Carolina Vásquez Araya
Adital
EL
QUINTO PATIO
Las
revelaciones de la Cicig sobre el expresidente del Banco de Guatemala
provocaron una oleada sonora de reacciones entre quienes han tenido a
esa institución en la lista de las únicas incólumes, sólidas y
eficientes del país. Más que indignación, las expresiones de
rechazo revelan un sentimiento de rabia y frustración por haberles
quitado de un plumazo ese único baluarte de transparencia.
Resulta patética la manera como, a lo largo de los años, han caído en desprestigio las columnas torales del sistema y poco a poco han ido perdiendo el lustre con el cual se habían revestido en mejores tiempos, cuando hubo una generación de personajes del nivel de Gonzalo Menéndez De la Riva y Arturo Herbruger Asturias, quienes dejaron una huella perdurable.
Guatemala
parece un país abandonado a su suerte, pero ese abandono ha sido,
evidentemente, una estrategia para debilitar sus estructuras, a tal
punto que resulte fácil hacer de la riqueza nacional un botín a la
disposición de los círculos de poder político y económico. De
eso, no cabe duda.
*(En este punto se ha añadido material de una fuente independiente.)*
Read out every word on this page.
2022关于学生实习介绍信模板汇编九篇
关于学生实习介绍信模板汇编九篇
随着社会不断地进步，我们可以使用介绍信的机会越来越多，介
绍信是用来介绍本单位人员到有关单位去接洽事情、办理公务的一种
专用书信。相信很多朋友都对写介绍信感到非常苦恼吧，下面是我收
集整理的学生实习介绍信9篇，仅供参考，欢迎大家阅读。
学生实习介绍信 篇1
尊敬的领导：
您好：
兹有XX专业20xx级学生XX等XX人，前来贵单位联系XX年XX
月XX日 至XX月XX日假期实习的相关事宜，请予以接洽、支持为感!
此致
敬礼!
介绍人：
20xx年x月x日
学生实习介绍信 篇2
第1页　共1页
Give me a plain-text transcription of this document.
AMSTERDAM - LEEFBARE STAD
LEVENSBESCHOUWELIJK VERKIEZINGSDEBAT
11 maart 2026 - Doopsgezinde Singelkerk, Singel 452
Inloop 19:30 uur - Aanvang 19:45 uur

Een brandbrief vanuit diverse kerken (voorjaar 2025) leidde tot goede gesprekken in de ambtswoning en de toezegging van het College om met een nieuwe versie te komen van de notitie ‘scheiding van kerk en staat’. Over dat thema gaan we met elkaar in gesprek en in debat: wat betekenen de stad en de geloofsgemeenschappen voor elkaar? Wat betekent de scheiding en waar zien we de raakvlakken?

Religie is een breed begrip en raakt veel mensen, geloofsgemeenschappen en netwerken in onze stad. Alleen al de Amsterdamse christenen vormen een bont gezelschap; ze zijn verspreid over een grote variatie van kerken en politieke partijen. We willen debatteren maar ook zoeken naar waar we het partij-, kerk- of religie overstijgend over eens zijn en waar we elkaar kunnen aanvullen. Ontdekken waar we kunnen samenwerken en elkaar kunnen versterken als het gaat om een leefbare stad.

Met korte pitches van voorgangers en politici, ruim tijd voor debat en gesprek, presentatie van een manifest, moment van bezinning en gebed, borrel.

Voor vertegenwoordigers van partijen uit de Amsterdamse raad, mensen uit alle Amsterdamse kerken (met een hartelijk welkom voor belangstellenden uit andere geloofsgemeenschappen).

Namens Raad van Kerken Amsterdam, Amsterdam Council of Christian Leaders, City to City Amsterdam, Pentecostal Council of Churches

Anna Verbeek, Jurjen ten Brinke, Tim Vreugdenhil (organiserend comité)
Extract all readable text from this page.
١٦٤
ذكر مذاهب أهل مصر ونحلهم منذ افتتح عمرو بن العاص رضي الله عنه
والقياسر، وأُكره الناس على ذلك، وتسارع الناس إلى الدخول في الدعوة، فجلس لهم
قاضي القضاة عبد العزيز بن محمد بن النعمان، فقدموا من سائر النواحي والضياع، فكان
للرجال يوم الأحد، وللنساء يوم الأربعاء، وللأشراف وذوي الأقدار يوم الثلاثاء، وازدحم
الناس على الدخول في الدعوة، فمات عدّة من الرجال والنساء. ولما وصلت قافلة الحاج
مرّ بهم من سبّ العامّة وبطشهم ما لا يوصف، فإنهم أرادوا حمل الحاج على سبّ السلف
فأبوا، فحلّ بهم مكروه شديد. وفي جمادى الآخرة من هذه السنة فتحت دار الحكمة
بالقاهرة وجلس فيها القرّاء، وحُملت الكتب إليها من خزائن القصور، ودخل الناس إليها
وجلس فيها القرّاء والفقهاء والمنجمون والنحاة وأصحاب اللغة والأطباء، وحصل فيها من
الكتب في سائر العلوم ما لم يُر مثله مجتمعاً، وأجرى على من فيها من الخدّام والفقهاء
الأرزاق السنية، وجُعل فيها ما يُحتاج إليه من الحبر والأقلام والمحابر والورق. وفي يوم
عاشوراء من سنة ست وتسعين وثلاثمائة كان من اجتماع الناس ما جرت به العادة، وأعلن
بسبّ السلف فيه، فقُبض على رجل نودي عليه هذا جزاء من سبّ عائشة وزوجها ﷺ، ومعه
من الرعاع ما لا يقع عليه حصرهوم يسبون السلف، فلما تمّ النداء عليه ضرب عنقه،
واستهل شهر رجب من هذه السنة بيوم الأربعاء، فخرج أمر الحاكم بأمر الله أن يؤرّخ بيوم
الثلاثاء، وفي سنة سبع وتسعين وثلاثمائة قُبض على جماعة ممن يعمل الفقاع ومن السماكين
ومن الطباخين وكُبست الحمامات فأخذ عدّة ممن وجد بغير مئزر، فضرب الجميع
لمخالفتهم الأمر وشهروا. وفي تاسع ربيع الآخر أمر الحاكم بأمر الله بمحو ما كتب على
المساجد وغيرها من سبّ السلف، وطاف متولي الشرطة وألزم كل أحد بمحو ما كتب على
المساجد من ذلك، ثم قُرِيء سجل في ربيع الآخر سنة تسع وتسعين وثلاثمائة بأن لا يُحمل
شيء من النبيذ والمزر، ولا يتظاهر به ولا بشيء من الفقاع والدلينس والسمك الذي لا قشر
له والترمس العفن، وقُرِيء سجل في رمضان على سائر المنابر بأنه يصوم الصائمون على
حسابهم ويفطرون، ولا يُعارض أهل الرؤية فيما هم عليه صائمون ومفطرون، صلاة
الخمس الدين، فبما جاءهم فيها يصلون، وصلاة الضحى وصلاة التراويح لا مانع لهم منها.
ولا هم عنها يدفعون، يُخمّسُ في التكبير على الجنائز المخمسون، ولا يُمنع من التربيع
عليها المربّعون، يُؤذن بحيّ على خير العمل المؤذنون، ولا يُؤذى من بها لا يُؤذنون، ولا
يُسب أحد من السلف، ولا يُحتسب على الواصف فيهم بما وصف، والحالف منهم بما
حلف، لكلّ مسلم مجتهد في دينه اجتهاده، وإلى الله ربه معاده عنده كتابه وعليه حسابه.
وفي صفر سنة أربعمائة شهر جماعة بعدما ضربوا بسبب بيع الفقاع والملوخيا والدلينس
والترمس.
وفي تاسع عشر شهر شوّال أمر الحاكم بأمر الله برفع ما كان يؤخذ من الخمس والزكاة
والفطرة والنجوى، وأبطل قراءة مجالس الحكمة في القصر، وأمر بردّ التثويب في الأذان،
Lo peligroso es que esa debilidad no solo se
manifiesta a nivel interno, sino trasciende fronteras y pone a la
nación en situación vulnerable frente a la comunidad internacional.
Pero
como esto no es un juego, el impacto de las retorcidas tácticas
usadas por los gobernantes y sus allegados ha calado hasta los
rincones más apartados del país. De ahí que el debilitamiento
progresivo del sistema de justicia se percibe en la ausencia de
entidades esenciales a lo largo y ancho de Guatemala, como el
Ministerio Público, la Procuraduría General de la Nación, los
tribunales de Femicidio y otras instancias fundamentales para la
administración de una justicia oportuna y efectiva.
La
distancia entre la capital y los departamentos no es solo geográfica,
hay un vacío inmenso cuyo eco resuena fuerte en los índices de
violencia intrafamiliar, en el negocio de la trata, en la carencia de
oportunidades de educación y también de trabajo digno. La mayoría
absoluta de la población está desprotegida ante las oleadas
criminales, pero en lugar de diseñar políticas públicas capaces de
dar respuesta a sus enormes carencias, se la condena a sacarle brillo
a sus cadenas cada cuatro años, prometiéndole beneficios que jamás
se harán realidad.
Hoy
la ciudadanía vuelve a presenciar la conducta venal de sus
autoridades, con un mandatario que ha perdido toda autoridad, una ex
vicepresidenta señalada por corrupción quien aún posee palanca en
el Gobierno, unas Cortes cuyas decisiones provocan más dudas que
respeto, y una camarilla en la asamblea legislativa capaz de
cualquier cosa con tal de conservar sus privilegios.
Una
institucionalidad fuerte, con representantes probos y a prueba de
investigaciones, constituiría una amenaza para el sistema actual.
Por eso no existe. Pero sin ella, no hay esperanza alguna de
enderezar el rumbo de la historia y mucho menos de consolidar la
democracia en un clima de paz y justicia. En realidad —y esto ya se
ha dicho antes— la gran amenaza de este país no es el crimen
organizado. Es su sistema político, diseñado por y para garantizar
privilegios, opacidad de los actos de los gobernantes, impunidad y la
eliminación de cualquier intento por cambiar las reglas del juego.